I have tried to discuss this with her, coming from a place of concern and asking her if she’s seen a doctor, but she laughed and dismissed me. I approached her boss about talking to her, but she wouldn’t because it was “awkward.” (She really used that word.) Our organization lacks human resources, so I don’t know where else to turn.
Do you have advice for handling this situation delicately and with care, so my colleagues and I can remain healthy?
This kind of behavior is the scourge of offices during the winter
Sometimes employers are at fault, if they haven’t given people sufficient sick leave or if they don’t provide paid sick leave at all.
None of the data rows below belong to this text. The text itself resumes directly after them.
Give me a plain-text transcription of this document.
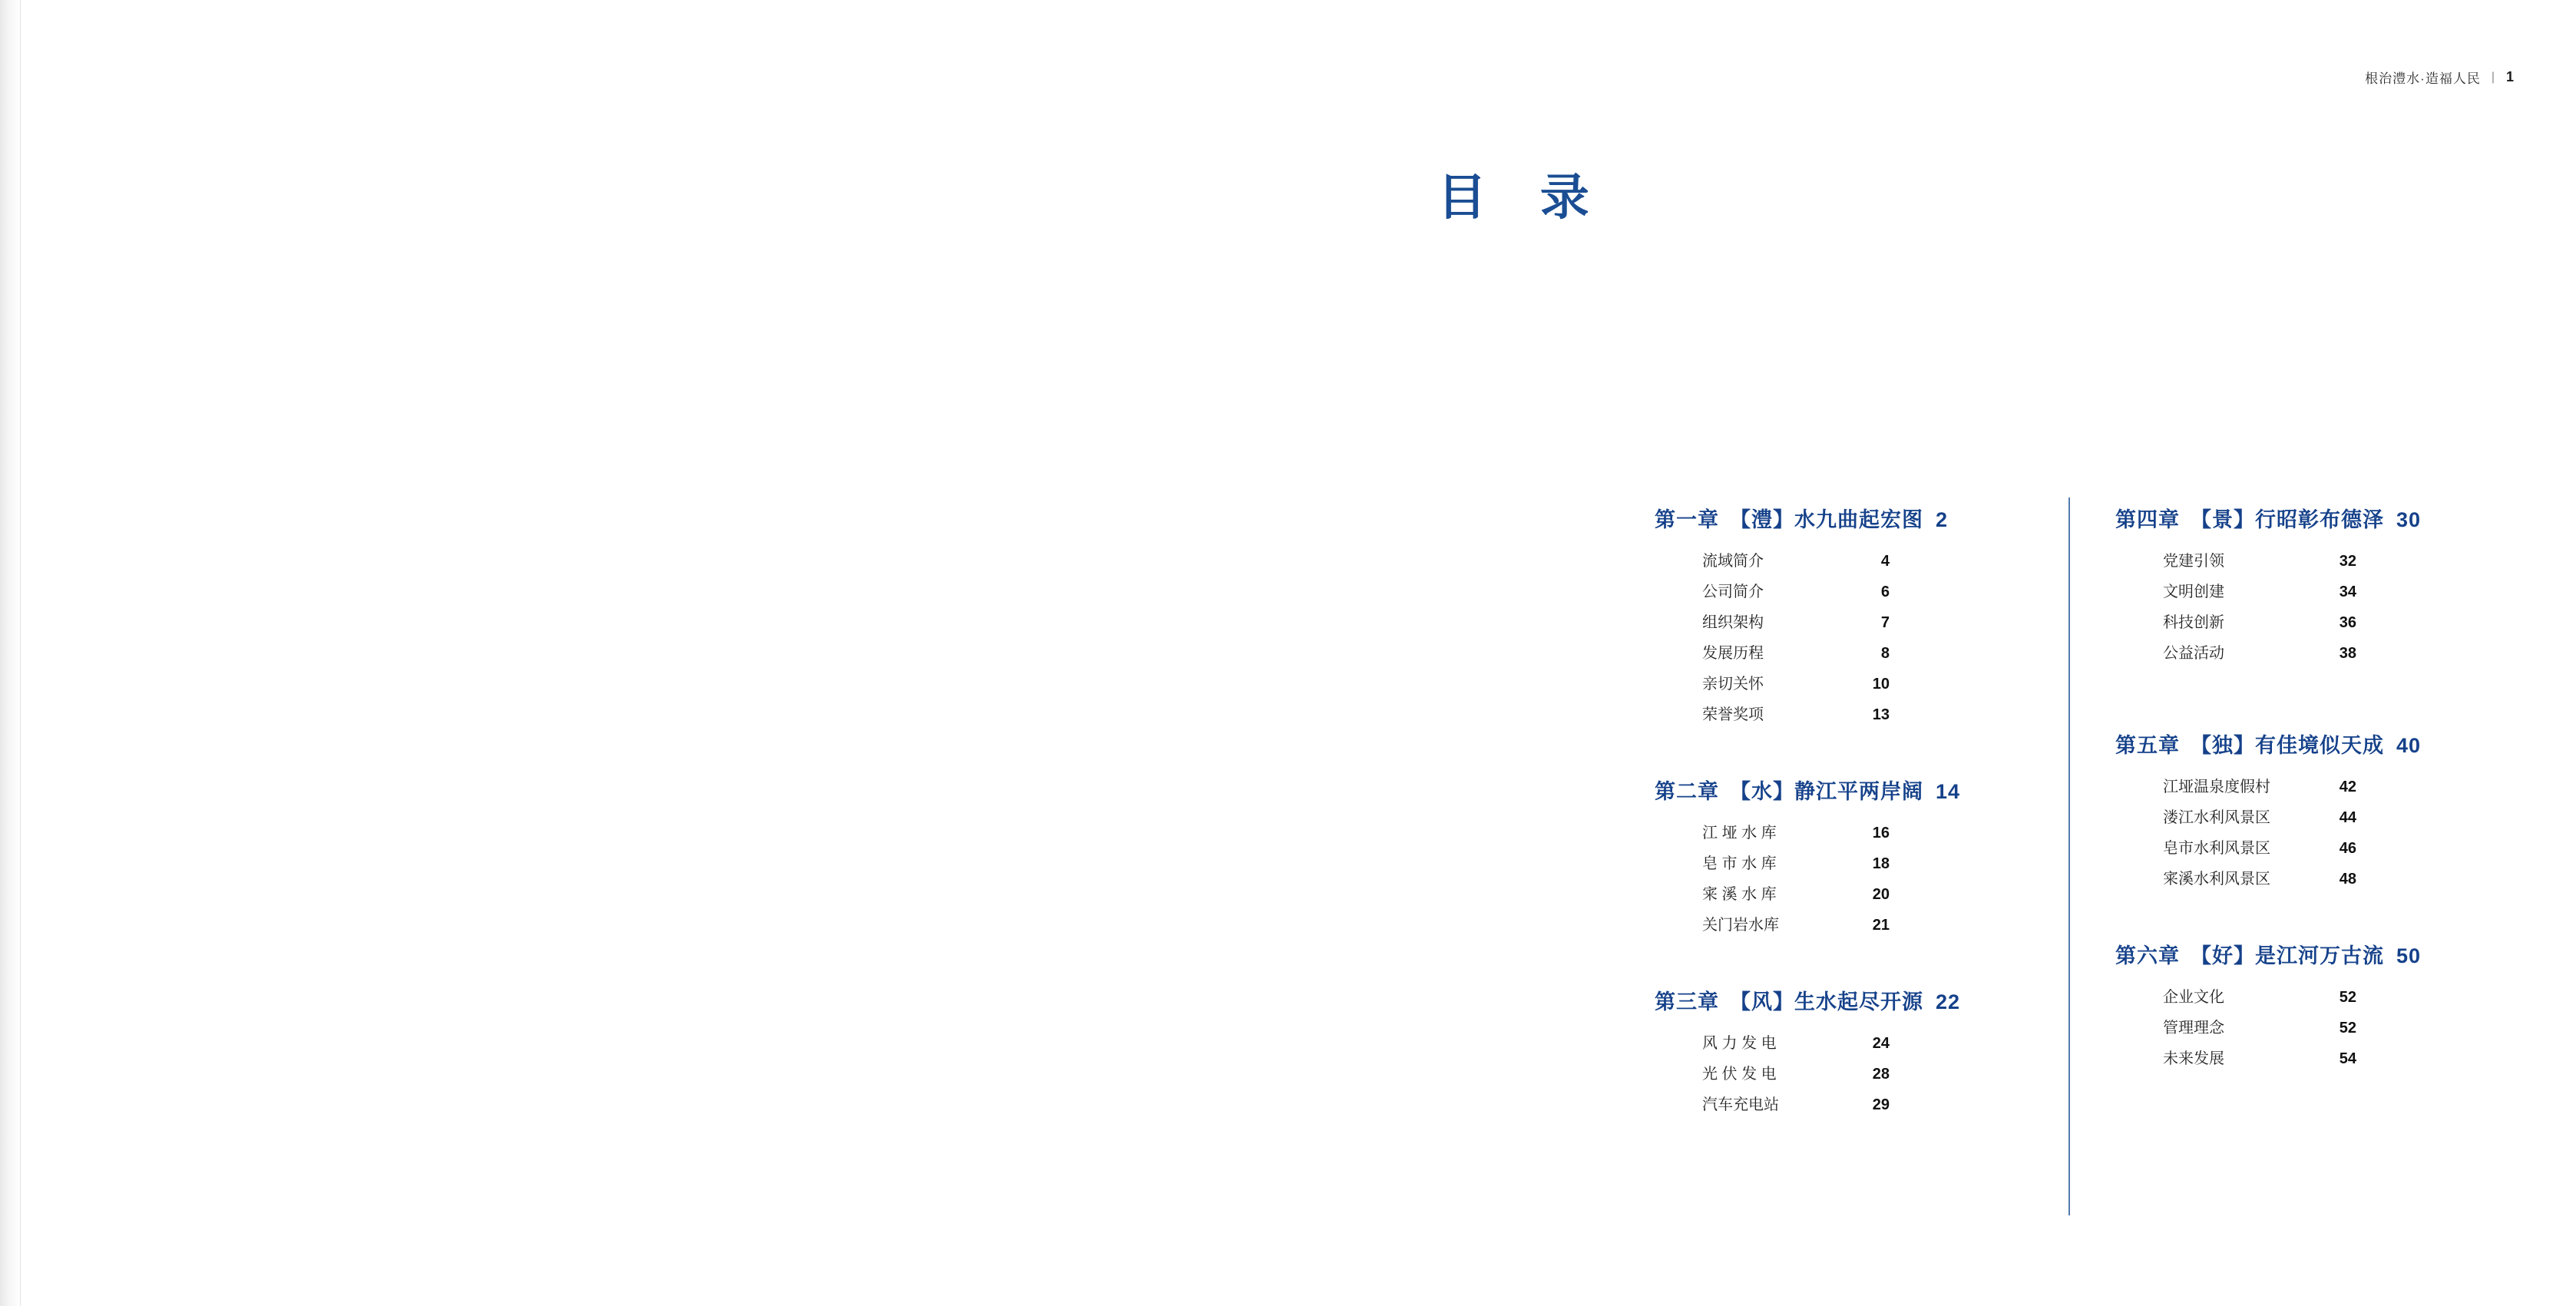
根治澧水·造福人民 | 1
目 录
第一章 【澧】水九曲起宏图 2
流域简介	4
公司简介	6
组织架构	7
发展历程	8
亲切关怀	10
荣誉奖项	13
第二章 【水】静江平两岸阔 14
江 垭 水 库	16
皂 市 水 库	18
宷 溪 水 库	20
关门岩水库	21
第三章 【风】生水起尽开源 22
风 力 发 电	24
光 伏 发 电	28
汽车充电站	29
第四章 【景】行昭彰布德泽 30
党建引领	32
文明创建	34
科技创新	36
公益活动	38
第五章 【独】有佳境似天成 40
江垭温泉度假村	42
溇江水利风景区	44
皂市水利风景区	46
宷溪水利风景区	48
第六章 【好】是江河万古流 50
企业文化	52
管理理念	52
未来发展	54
And if your manager is sick a lot and/or has a frequently sick kid, it’s conceivable that she simply doesn’t have enough sick leave to stay home even if she’d prefer to. But you also see plenty of this behavior in offices with generous sick-leave policies and among people who have plenty of sick leave stored up, because some people apparently think it’s brave or heroic to drag themselves out of their sick beds and into work … where they promptly spread their germs to others.
Whenever you tackle this kind of issue, I think it’s important to acknowledge that you usually can’t know with total confidence where germs are coming from; maybe your manager got you sick, or maybe you picked up something similar from a stranger on the subway. And really, whenever you’re around other people, germs will get spread around; you can’t stamp that out entirely. But when it comes to willful exposure — like what your boss has been doing — it’s reasonable to ask people to cut it out.
However, it doesn’t sound like you’ve quite discussed this with your boss yet. You asked if she’d seen a doctor, yes, but that’s such a subtle approach that it’s pretty likely that your message was missed. The approach you used says “I’m concerned about you,” when the message you really need to deliver is “I’m concerned about the rest of us.”
You might have more success if you deliver that message as a group with some of your co-workers. It’s going to be harder for her to blow you off if a bunch of you are saying, “Hey, this isn’t cool.” If you can get a few people to band together, you could sit down with her and say, “We know you’ve been sick a lot lately, and we really sympathize … but you’ve been coming to work sick and it’s meant that often others of us are catching what you have and getting sick, too. Would you be open to putting some safeguards in place so that we’re not all passing germs around? For example, could we all agree that we’ll try to work from home when we’re sick, or at a minimum work from a private office so that we can limit other people’s exposure?” (And if anyone is immunocompromised or spends time with someone who is, this is the time to mention that.)
The other option would be to have this group conversation with her boss, the one who said it would be too “awkward” to address when you talked to her one on one. The impact of a group will be harder for her to ignore too, and sometimes when a manager finds it to “awkward” to do her job, an effective response is to make it awkward for her not to. It would be entirely reasonable for you all to push her to take action, and you could say it this way: “We don’t have the authority to tell her to stop exposing the rest of us to germs, but you do. We need you to speak up on our behalf, because we’ve already had five colds and three flus among us this winter as a result of this situation and we’re not okay with being willfully exposed.”